S'il fallait faire la liste des entreprises symbolisant le moins le vent de changement promis par Barack Obama, Blackwater arriverait en tête.

La société de mercenaires embauchée par Washington est accusée d'avoir tué, menti, détruit des preuves. Le patron de Blackwater, Erik Prince, un proche de l'administration Bush, est poursuivi devant les tribunaux américains par des dizaines d'Irakiens, dont certains accusent ses employés de crimes de guerre.

 

En campagne électorale en 2007, Barack Obama avait critiqué Blackwater, dont les employés «manquent cruellement de respect pour la vie des Irakiens», et «agissent comme si la loi ne s'appliquait pas à eux».
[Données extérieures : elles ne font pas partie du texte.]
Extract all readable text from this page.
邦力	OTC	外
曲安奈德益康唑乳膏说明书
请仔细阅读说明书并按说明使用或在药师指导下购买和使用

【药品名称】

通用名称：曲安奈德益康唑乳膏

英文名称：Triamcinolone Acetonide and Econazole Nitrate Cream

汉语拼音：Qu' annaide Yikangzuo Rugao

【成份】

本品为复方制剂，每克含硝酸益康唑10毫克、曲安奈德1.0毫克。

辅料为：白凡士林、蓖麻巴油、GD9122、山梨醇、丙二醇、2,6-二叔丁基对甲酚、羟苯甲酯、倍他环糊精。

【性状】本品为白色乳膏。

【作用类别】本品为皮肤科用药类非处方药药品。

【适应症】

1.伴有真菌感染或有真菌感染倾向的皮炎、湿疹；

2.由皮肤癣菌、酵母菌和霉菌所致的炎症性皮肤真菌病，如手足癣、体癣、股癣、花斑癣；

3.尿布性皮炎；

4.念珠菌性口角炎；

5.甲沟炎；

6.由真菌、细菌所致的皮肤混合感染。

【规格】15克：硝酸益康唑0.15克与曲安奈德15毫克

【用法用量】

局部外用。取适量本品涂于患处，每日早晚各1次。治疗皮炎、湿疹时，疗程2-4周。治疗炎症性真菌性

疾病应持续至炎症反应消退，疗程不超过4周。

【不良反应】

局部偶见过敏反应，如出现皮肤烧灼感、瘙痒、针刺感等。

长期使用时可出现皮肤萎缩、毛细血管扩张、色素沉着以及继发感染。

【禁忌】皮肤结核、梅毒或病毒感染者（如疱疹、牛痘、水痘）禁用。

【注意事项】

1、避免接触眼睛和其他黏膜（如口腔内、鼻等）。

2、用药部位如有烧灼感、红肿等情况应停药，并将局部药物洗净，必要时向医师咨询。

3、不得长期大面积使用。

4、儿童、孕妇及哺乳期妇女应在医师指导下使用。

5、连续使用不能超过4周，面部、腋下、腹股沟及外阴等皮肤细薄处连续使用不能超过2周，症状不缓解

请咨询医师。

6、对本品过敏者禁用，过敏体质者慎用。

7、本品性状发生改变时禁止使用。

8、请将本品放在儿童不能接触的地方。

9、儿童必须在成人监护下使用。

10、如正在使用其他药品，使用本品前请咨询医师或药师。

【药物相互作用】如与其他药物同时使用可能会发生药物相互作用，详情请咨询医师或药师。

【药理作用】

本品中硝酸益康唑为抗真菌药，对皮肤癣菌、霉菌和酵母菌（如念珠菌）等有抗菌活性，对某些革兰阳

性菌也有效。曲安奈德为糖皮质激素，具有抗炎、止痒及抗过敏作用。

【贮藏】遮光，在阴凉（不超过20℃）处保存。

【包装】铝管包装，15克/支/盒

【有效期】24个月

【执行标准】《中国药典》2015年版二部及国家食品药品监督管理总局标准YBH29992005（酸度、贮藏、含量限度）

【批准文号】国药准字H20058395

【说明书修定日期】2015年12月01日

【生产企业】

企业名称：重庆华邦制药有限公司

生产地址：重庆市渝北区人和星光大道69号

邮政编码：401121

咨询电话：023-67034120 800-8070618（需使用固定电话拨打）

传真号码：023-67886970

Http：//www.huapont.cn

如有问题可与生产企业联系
Pourtant, un an après l'élection historique d'Obama, Blackwater occupe toujours un rôle de premier plan dans la stratégie américaine en Irak et en Afghanistan.
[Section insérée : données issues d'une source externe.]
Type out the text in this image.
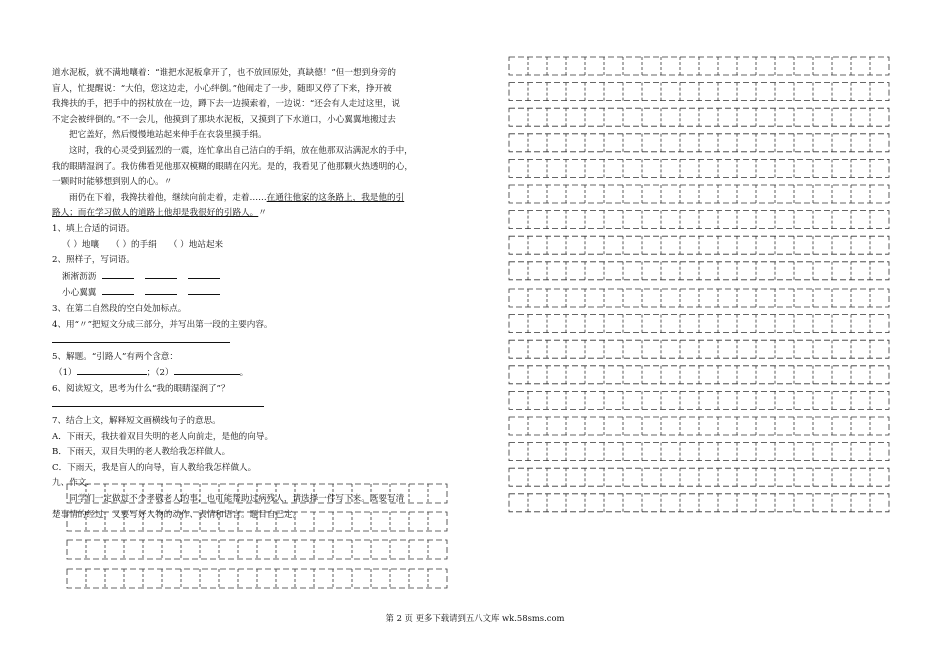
道水泥板，就不满地嚷着：“谁把水泥板拿开了，也不放回原处，真缺德！”但一想到身旁的

盲人，忙提醒说：“大伯，您这边走，小心绊倒。”他闹走了一步，随即又停了下来，挣开被

我搀扶的手，把手中的拐杖放在一边，蹲下去一边摸索着，一边说：“还会有人走过这里，说

不定会被绊倒的。”不一会儿，他摸到了那块水泥板，又摸到了下水道口，小心翼翼地搬过去

把它盖好，然后慢慢地站起来伸手在衣袋里摸手绢。

这时，我的心灵受到猛烈的一震，连忙拿出自己洁白的手绢，放在他那双沾满泥水的手中，

我的眼睛湿润了。我仿佛看见他那双模糊的眼睛在闪光。是的，我看见了他那颗火热透明的心，

一颗时时能够想到别人的心。〃

雨仍在下着，我搀扶着他，继续向前走着，走着……在通往他家的这条路上，我是他的引

路人；而在学习做人的道路上他却是我很好的引路人。〃

1、填上合适的词语。

（ ）地嚷 （ ）的手绢 （ ）地站起来

2、照样子，写词语。

淅淅沥沥

小心翼翼

3、在第二自然段的空白处加标点。

4、用“〃”把短文分成三部分，并写出第一段的主要内容。

5、解题。“引路人”有两个含意：

（1）	；（2）	。

6、阅读短文，思考为什么“我的眼睛湿润了”？

7、结合上文，解释短文画横线句子的意思。

A．下雨天，我扶着双目失明的老人向前走，是他的向导。

B．下雨天，双目失明的老人教给我怎样做人。

C．下雨天，我是盲人的向导，盲人教给我怎样做人。

九、作文.

同学们一定做过不少孝敬老人的事，也可能帮助过病残人，请选择一件写下来。既要写清

楚事情的经过，又要写好人物的动作、表情和语言。题目自己定。

第 2 页 更多下载请到五八文库 wk.58sms.com
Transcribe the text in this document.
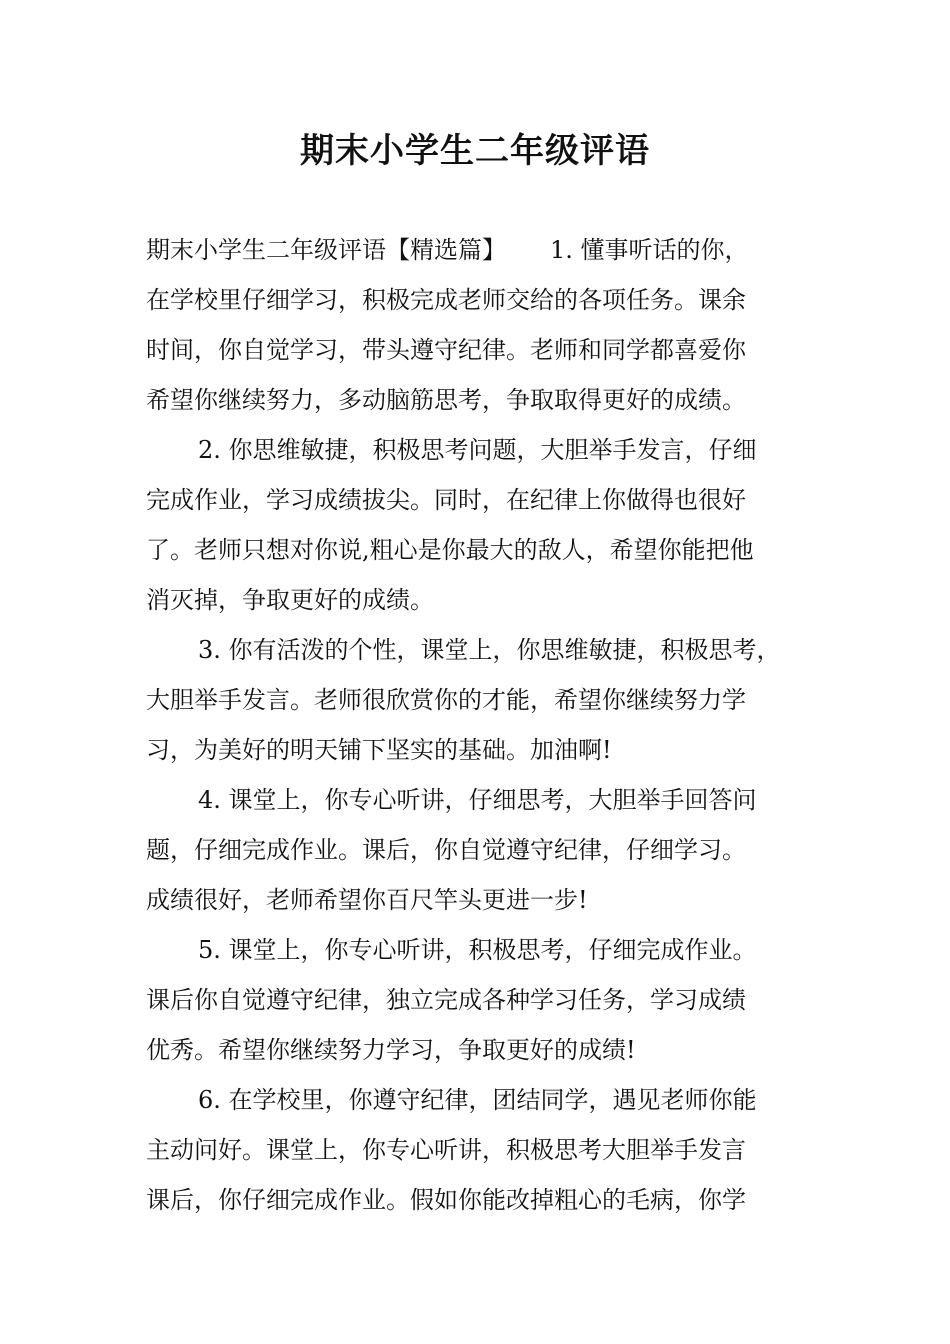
期末小学生二年级评语
期末小学生二年级评语【精选篇】 1. 懂事听话的你，
在学校里仔细学习，积极完成老师交给的各项任务。课余
时间，你自觉学习，带头遵守纪律。老师和同学都喜爱你
希望你继续努力，多动脑筋思考，争取取得更好的成绩。
2. 你思维敏捷，积极思考问题，大胆举手发言，仔细
完成作业，学习成绩拔尖。同时，在纪律上你做得也很好
了。老师只想对你说,粗心是你最大的敌人，希望你能把他
消灭掉，争取更好的成绩。
3. 你有活泼的个性，课堂上，你思维敏捷，积极思考，
大胆举手发言。老师很欣赏你的才能，希望你继续努力学
习，为美好的明天铺下坚实的基础。加油啊!
4. 课堂上，你专心听讲，仔细思考，大胆举手回答问
题，仔细完成作业。课后，你自觉遵守纪律，仔细学习。
成绩很好，老师希望你百尺竿头更进一步!
5. 课堂上，你专心听讲，积极思考，仔细完成作业。
课后你自觉遵守纪律，独立完成各种学习任务，学习成绩
优秀。希望你继续努力学习，争取更好的成绩!
6. 在学校里，你遵守纪律，团结同学，遇见老师你能
主动问好。课堂上，你专心听讲，积极思考大胆举手发言
课后，你仔细完成作业。假如你能改掉粗心的毛病，你学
Les frappes de missiles lancés à partir d'avions téléguidés (drones) contre les talibans et autres - en hausse depuis l'arrivée au pouvoir d'Obama - sont organisées par Blackwater. Et la société controversée touche toujours des millions de dollars en contrats pour des missions de sécurité en Irak.

«Qui protège Hillary Clinton quand elle voyage en Afghanistan? Blackwater. Qui protège les membres du Congrès? Blackwater. Ils ont un demi-milliard de dollars en contrats en Afghanistan au moment où on se parle», a récemment noté Jeremy Scahill, journaliste au magazine The Nation et auteur d'un livre sur les agissements de l'entreprise.

Versements secrets

Actuellement, 64 Irakiens poursuivent Blackwater devant la justice américaine, principalement pour des attaques non provoquées et des meurtres, mais aussi pour des affaires de prostitution forcée de mineures et de corruption.

Les liens entre Blackwater et le pouvoir à Washington et à Bagdad commencent à peine à faire surface. L'été dernier, on a appris que des employés de Blackwater faisaient partie d'une cellule d'assassinat des membres d'Al-Qaeda montée par la CIA et approuvée par l'administration Bush, à l'insu du directeur de la CIA, Leon Panetta. Ce dernier y a mis fin depuis.

Et, cette semaine, le New York Times a révélé que Blackwater aurait autorisé le versement secret de 1 million de dollars en pots-de-vin aux officiels irakiens au lendemain de la tuerie de Nissour Square, en 2007.

Dans ce carnage, des employés de Blackwater avaient tué 17 civils irakiens non armés. Cinq mercenaires impliqués sont accusés de meurtre et doivent subir leur procès à Washington en février prochain. Un sixième a plaidé coupable.

Durant son enquête, le Times a parlé à quatre ex-dirigeants de Blackwater et a retracé l'argent, qui a été remis à l'homme fort de la société à Bagdad.

Blackwater, qui a changé son nom pour Xe après le scandale, soutient que l'argent n'a jamais été remis aux politiciens irakiens. Payés ou pas, ceux-ci ont changé de ton à l'égard de l'entreprise, dont la licence avait été révoquée au lendemain du massacre. La société est aujourd'hui toujours présente et active en sol irakien.

Les scandales impliquant Blackwater font périodiquement surface dans l'actualité. Jusqu'ici, les agissements de l'entreprise n'ont pas provoqué de débat public sur l'utilisation des mercenaires par le gouvernement américain, déplore Simon Chesterman, directeur à l'École de droit de l'Université de New York.

«Même les programmes d'assassinats ciblés menés par la CIA n'ont pas provoqué de débat de fond», écrit-il. Selon lui, c'est le gouvernement qui devrait être attaqué en cour, «de manière à ce que certaines fonctions menées par l'État ne soient plus confiées à des sous-traitants».